Using Dall-e 2 image editing
I had previously written off Dall-e as being a tool that produces somewhat boring images. But I decided to give it a go for extending the bedroom location, as I felt it was zoomed in way too close.
Dall-e’s outpainting proved to be so coherent and effortless. It was simply the easiest solution so far to use out of the box! Who would have known!
But in the world of generative AI, things move so fast and as I was writing this a new challenger entered the arena…
Adobe Photoshop/Firefly Generative AI tools
I tried to extend and edit the scene in Photoshop to see how it would work. And it was almost perfect. My favourite thing is that you can extend images without any prompt present. It will just match the image look and feel and give you more of it.
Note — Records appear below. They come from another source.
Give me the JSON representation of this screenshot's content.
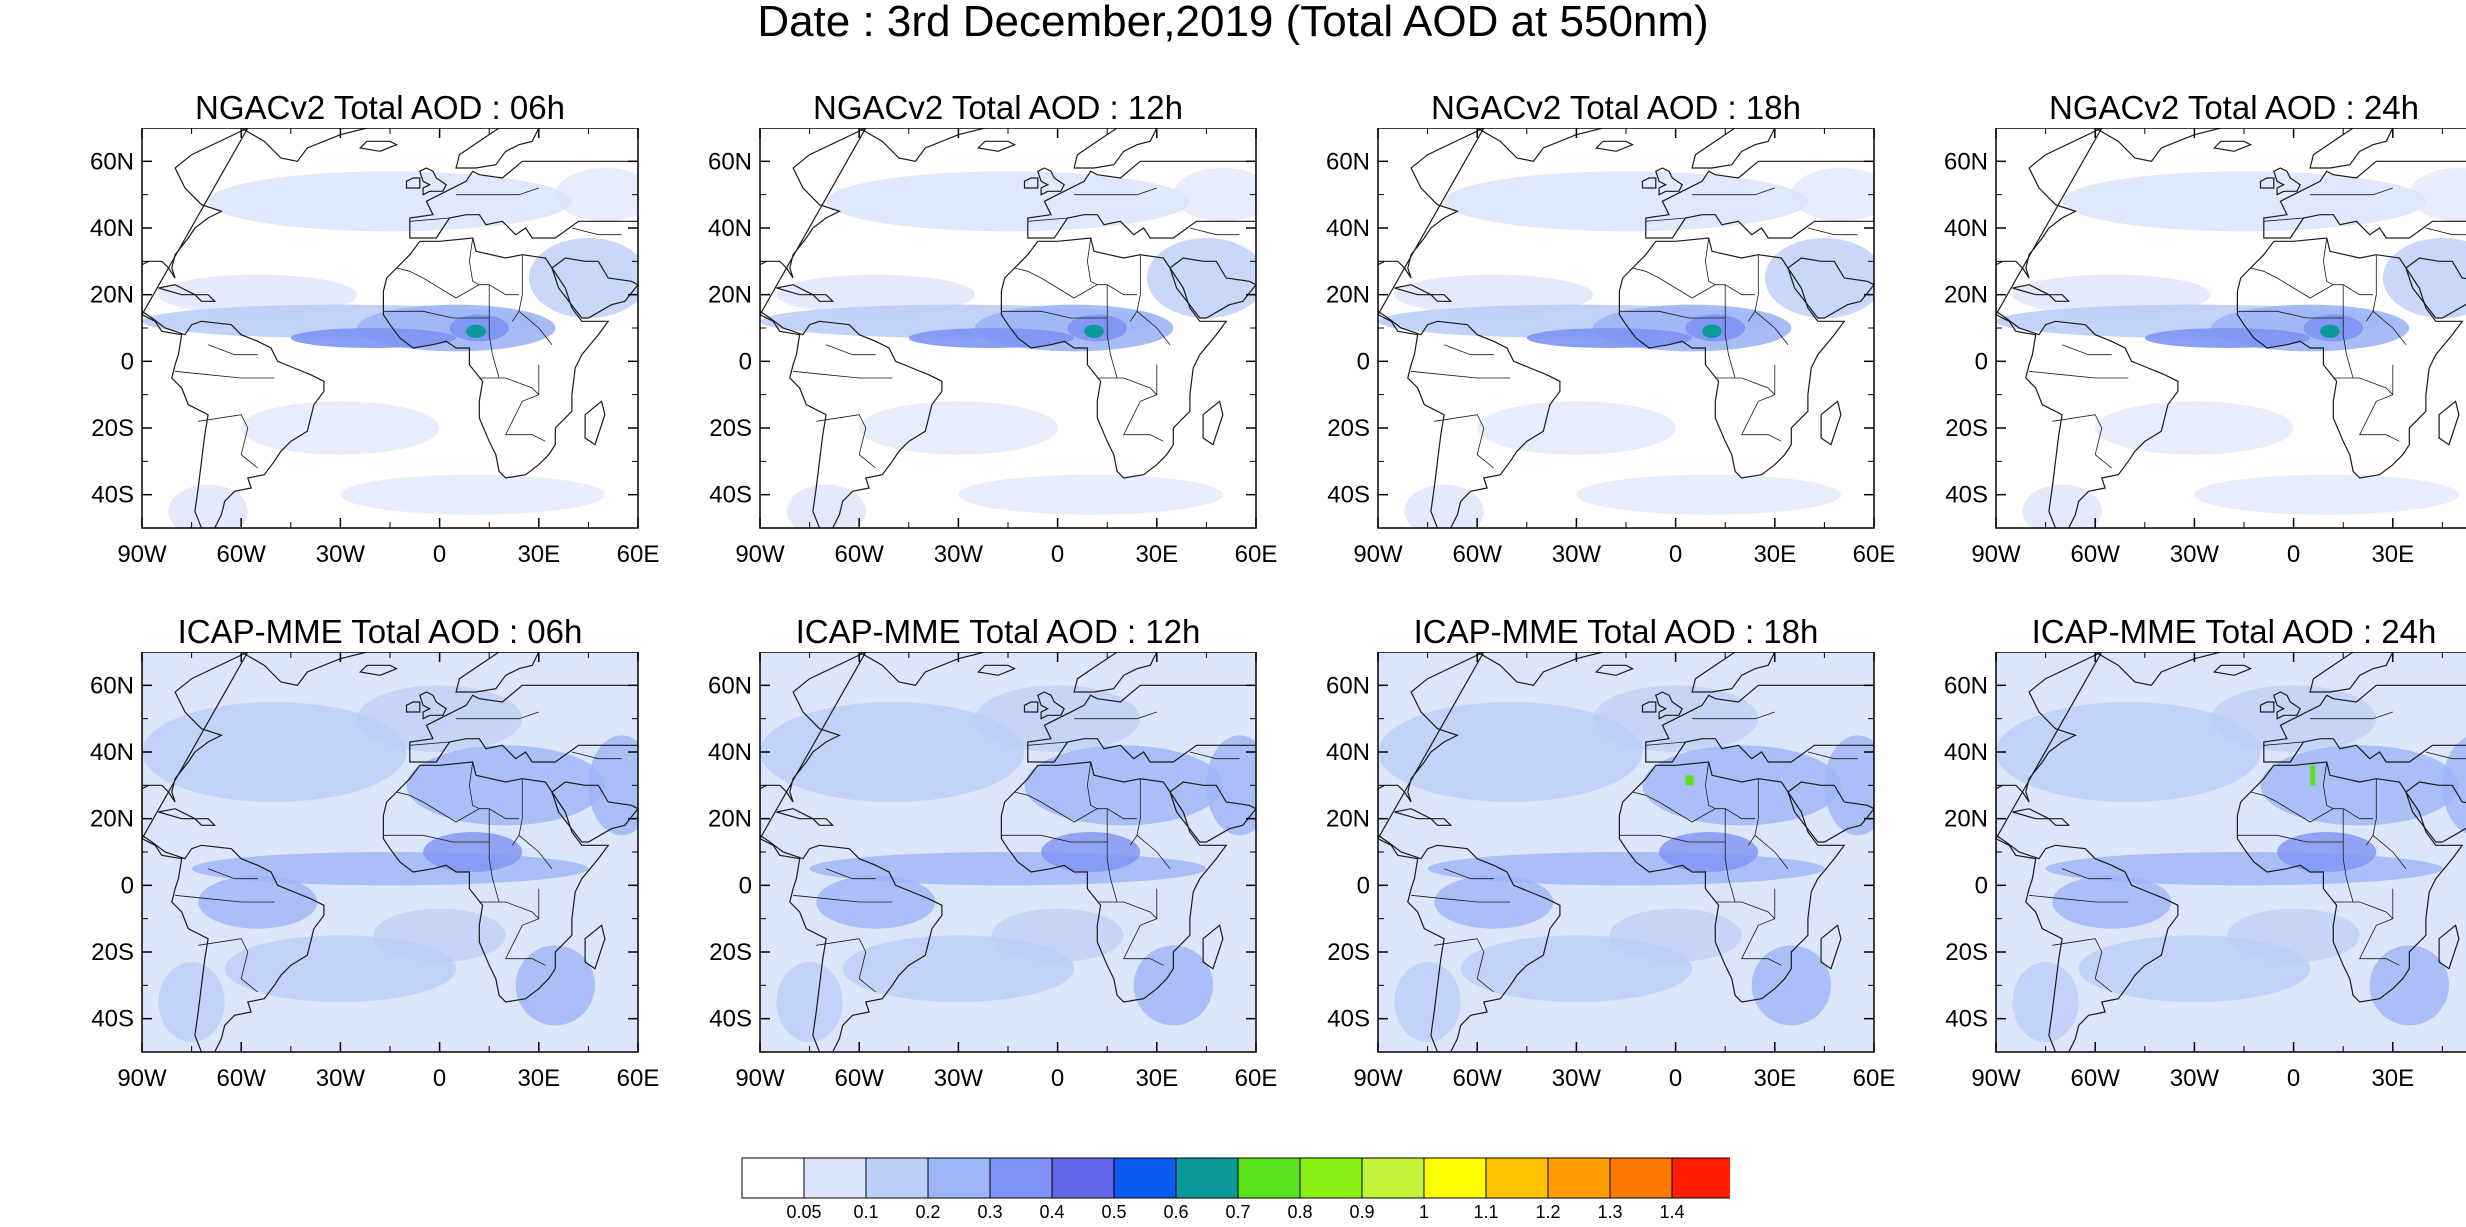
{
  "title": "Date : 3rd December,2019 (Total AOD at 550nm)",
  "axes": {
    "lon_ticks": [
      "90W",
      "60W",
      "30W",
      "0",
      "30E",
      "60E"
    ],
    "lat_ticks": [
      "60N",
      "40N",
      "20N",
      "0",
      "20S",
      "40S"
    ]
  },
  "panels": [
    {
      "title": "NGACv2 Total AOD : 06h",
      "model": "NGACv2",
      "hour": "06h"
    },
    {
      "title": "NGACv2 Total AOD : 12h",
      "model": "NGACv2",
      "hour": "12h"
    },
    {
      "title": "NGACv2 Total AOD : 18h",
      "model": "NGACv2",
      "hour": "18h"
    },
    {
      "title": "NGACv2 Total AOD : 24h",
      "model": "NGACv2",
      "hour": "24h"
    },
    {
      "title": "ICAP-MME Total AOD : 06h",
      "model": "ICAP-MME",
      "hour": "06h"
    },
    {
      "title": "ICAP-MME Total AOD : 12h",
      "model": "ICAP-MME",
      "hour": "12h"
    },
    {
      "title": "ICAP-MME Total AOD : 18h",
      "model": "ICAP-MME",
      "hour": "18h"
    },
    {
      "title": "ICAP-MME Total AOD : 24h",
      "model": "ICAP-MME",
      "hour": "24h"
    }
  ],
  "colorbar": {
    "labels": [
      "0.05",
      "0.1",
      "0.2",
      "0.3",
      "0.4",
      "0.5",
      "0.6",
      "0.7",
      "0.8",
      "0.9",
      "1",
      "1.1",
      "1.2",
      "1.3",
      "1.4"
    ],
    "colors": [
      "#ffffff",
      "#dde5fb",
      "#bccdf7",
      "#9db5f6",
      "#7e93f3",
      "#6464ea",
      "#0a5cf0",
      "#0a9a9a",
      "#5ce21a",
      "#8cf014",
      "#c2f53a",
      "#ffff00",
      "#ffc200",
      "#ff9e00",
      "#ff7800",
      "#ff1e00"
    ]
  },
  "map_colors": {
    "c1": "#dde5fb",
    "c2": "#bccdf7",
    "c3": "#9db5f6",
    "c4": "#7e93f3",
    "c5": "#6464ea",
    "c7": "#0a9a9a",
    "c8": "#5ce21a",
    "coast": "#1a1a1a"
  }
}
Here is the workflow for the bedroom / lobby scene in photoshop:
When you factor in the editing tools that Photoshop has out of the box, editing Midjourney creations in photoshop is a breeze! For my use-case, Photoshop simply had the best toolset – for now!
The generated parts of the image are not at par with the midjourney generated imagery, but they are close enough. And the ease of use is unparalleled.
Here is the example video of the workflow of an image editing in Photoshop with the new generative tools:
In this video you can see me first use the generative tools to edit the image and then afterwards match the lighting of the image to the neighbouring room.
These new tools, even though have existed elsewhere for a while, have never been this easy to use as a part of an art creation workflow. As a professional.
I still expect the smaller, specialised AI tools to be more easily accessible for the majority of people.
The ease of editing in Photoshop allows me far greater leeway when selecting the starting image from Midjourney. It does not need to be perfect. I know with confidence that I can do the changes I need very quickly.
In the next part, I will model and combine these scenes together. I have a little bit of a twist in mind for this location!
I have recently begun to split these bigger posts into a couple of parts. How does this feel? is it ok or would you like to have less posts and see the result as 3D captured in game in the first post?